Bektaş’a göre 2004 sonrasında artan gözlem ve analizler, Marmara Denizi altındaki fay sisteminin davranışına ilişkin klasik yaklaşımları sorgulatır hale getirdi. Uzun süre hâkim olan “tek parça kırılma ve 7’den büyük deprem” senaryosunun yerini, çok parçalı kırılmalarla daha küçük ölçekli depremler üretilebileceği bir model almaya başladı. Ancak Bektaş, bu değişimin büyük bir depremin artık mümkün olmadığı anlamına gelmediğini özellikle vurguladı.
BİLİMSEL TAHMİNLERİN SINIRI
Deprem öngörülerinde kesinlik bulunmadığını ifade eden Bektaş, en doğru kabul edilen tahminin yüzde 60 doğrulukta olduğunu belirtti. Depremin karmaşık bir doğa olayı olduğunu hatırlatan Bektaş, bilimsel algoritmaların doğayı birebir yansıtamadığını, deprem parametrelerinin zaman ve mekâna göre değişebildiğini söyledi.
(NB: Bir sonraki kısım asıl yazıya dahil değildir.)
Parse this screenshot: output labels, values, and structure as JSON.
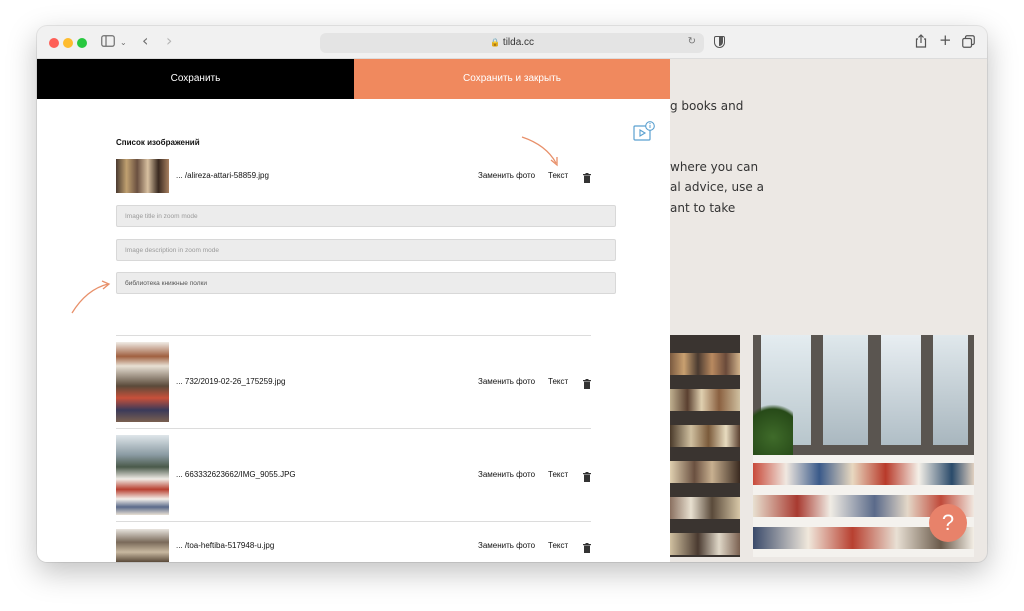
{
  "browser": {
    "url": "tilda.cc"
  },
  "background_page": {
    "lines": [
      "g books and",
      "where you can",
      "al advice, use a",
      "ant to take"
    ],
    "help_label": "?"
  },
  "editor": {
    "save_label": "Сохранить",
    "save_close_label": "Сохранить и закрыть",
    "list_title": "Список изображений",
    "replace_label": "Заменить фото",
    "text_label": "Текст",
    "fields": {
      "title_placeholder": "Image title in zoom mode",
      "description_placeholder": "Image description in zoom mode",
      "alt_value": "библиотека книжные полки"
    },
    "items": [
      {
        "file": "... /alireza-attari-58859.jpg"
      },
      {
        "file": "... 732/2019-02-26_175259.jpg"
      },
      {
        "file": "... 663332623662/IMG_9055.JPG"
      },
      {
        "file": "... /toa-heftiba-517948-u.jpg"
      }
    ]
  },
  "colors": {
    "accent": "#f0895e",
    "save_bg": "#000000",
    "page_bg": "#ece8e4"
  }
}
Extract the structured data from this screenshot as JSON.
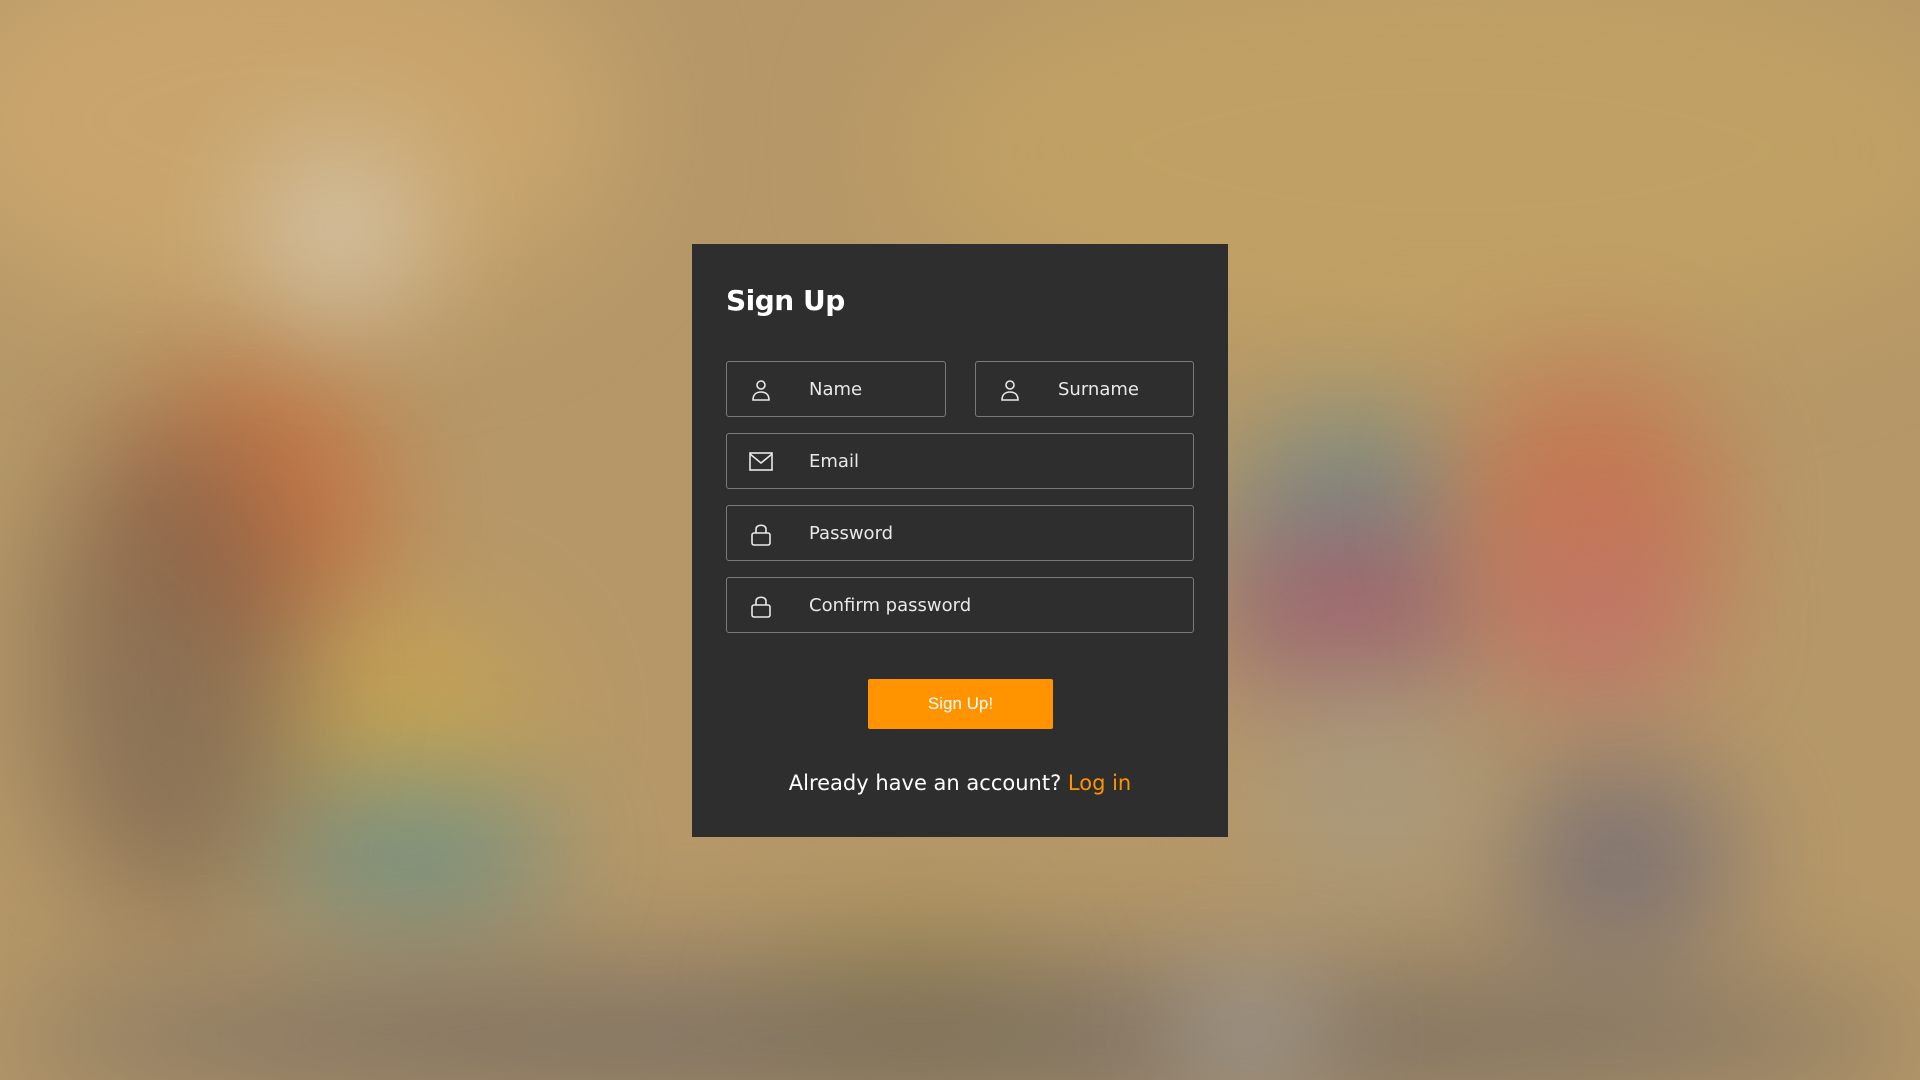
{
  "colors": {
    "card_background": "#2e2e2e",
    "accent": "#ff9400",
    "field_border": "#7a7a7a",
    "text": "#ffffff"
  },
  "form": {
    "title": "Sign Up",
    "fields": {
      "name": {
        "placeholder": "Name",
        "icon": "user-icon"
      },
      "surname": {
        "placeholder": "Surname",
        "icon": "user-icon"
      },
      "email": {
        "placeholder": "Email",
        "icon": "mail-icon"
      },
      "password": {
        "placeholder": "Password",
        "icon": "lock-icon"
      },
      "confirm_password": {
        "placeholder": "Confirm password",
        "icon": "lock-icon"
      }
    },
    "submit_label": "Sign Up!",
    "login_prompt": "Already have an account?",
    "login_link": "Log in"
  }
}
Bektaş, İstanbul açısından tartışmanın yalnızca depremin büyüklüğü üzerinden yürütülmesini yeterli bulmadığını ifade etti:
"İstanbul'un deprem riski ( can-mal kaybı ), deprem tehlikesinden ( deprem olma olasılığı) çok yüksektir."
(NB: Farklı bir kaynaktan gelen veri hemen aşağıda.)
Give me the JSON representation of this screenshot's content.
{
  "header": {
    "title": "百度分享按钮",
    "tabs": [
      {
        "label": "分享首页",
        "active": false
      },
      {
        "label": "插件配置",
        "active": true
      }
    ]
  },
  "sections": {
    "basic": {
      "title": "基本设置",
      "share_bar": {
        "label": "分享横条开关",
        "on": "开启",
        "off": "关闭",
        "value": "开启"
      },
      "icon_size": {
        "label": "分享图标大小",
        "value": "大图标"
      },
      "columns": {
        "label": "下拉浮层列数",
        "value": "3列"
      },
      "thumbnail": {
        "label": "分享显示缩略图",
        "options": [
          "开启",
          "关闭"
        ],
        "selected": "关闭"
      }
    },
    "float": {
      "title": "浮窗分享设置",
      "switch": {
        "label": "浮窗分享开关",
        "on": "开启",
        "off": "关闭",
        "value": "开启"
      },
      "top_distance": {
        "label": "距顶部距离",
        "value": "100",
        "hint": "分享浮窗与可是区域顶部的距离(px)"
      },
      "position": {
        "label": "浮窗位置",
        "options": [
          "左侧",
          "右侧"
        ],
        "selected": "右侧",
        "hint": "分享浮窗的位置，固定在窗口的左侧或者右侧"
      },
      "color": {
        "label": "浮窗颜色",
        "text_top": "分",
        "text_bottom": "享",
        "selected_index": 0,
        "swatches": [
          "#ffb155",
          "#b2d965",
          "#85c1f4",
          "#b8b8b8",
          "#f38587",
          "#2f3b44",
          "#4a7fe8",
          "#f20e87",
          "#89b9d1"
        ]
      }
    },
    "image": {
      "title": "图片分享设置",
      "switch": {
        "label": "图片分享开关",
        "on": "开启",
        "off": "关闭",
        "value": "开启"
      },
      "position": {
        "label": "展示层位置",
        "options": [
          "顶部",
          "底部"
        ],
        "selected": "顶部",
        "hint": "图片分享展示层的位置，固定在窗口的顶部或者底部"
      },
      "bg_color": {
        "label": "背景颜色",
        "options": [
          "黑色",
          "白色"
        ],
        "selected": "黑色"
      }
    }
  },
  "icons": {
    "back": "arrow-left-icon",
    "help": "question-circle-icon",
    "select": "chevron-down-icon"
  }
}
Bektaş, 6,2 büyüklüğündeki depremin ve ardından elde edilen verilerin de çok parçalı kırılma senaryolarını desteklediğini belirtti.
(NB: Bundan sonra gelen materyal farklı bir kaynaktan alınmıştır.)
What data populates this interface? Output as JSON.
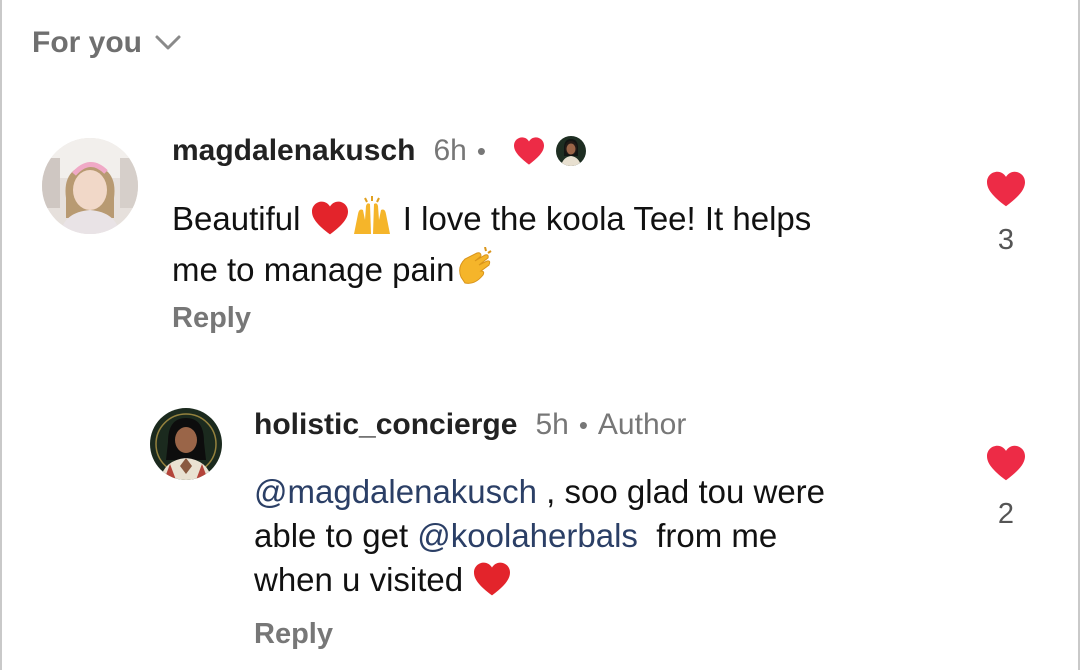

İSTANBUL 7 DEN BÜYÜK DEPREME HAZIR OLMALI !
— Prof. Dr. Osman Bektaş (@profobektas) December 22, 2025
2004 den sonra Ana Marmara Fayının davranışı ile ilgili artan bilimsel veriler "Tek parçalı, 7 den büyük deprem modelinin çok parçalı 7 den küçük deprem modeline" evrilmesine neden olmuştur.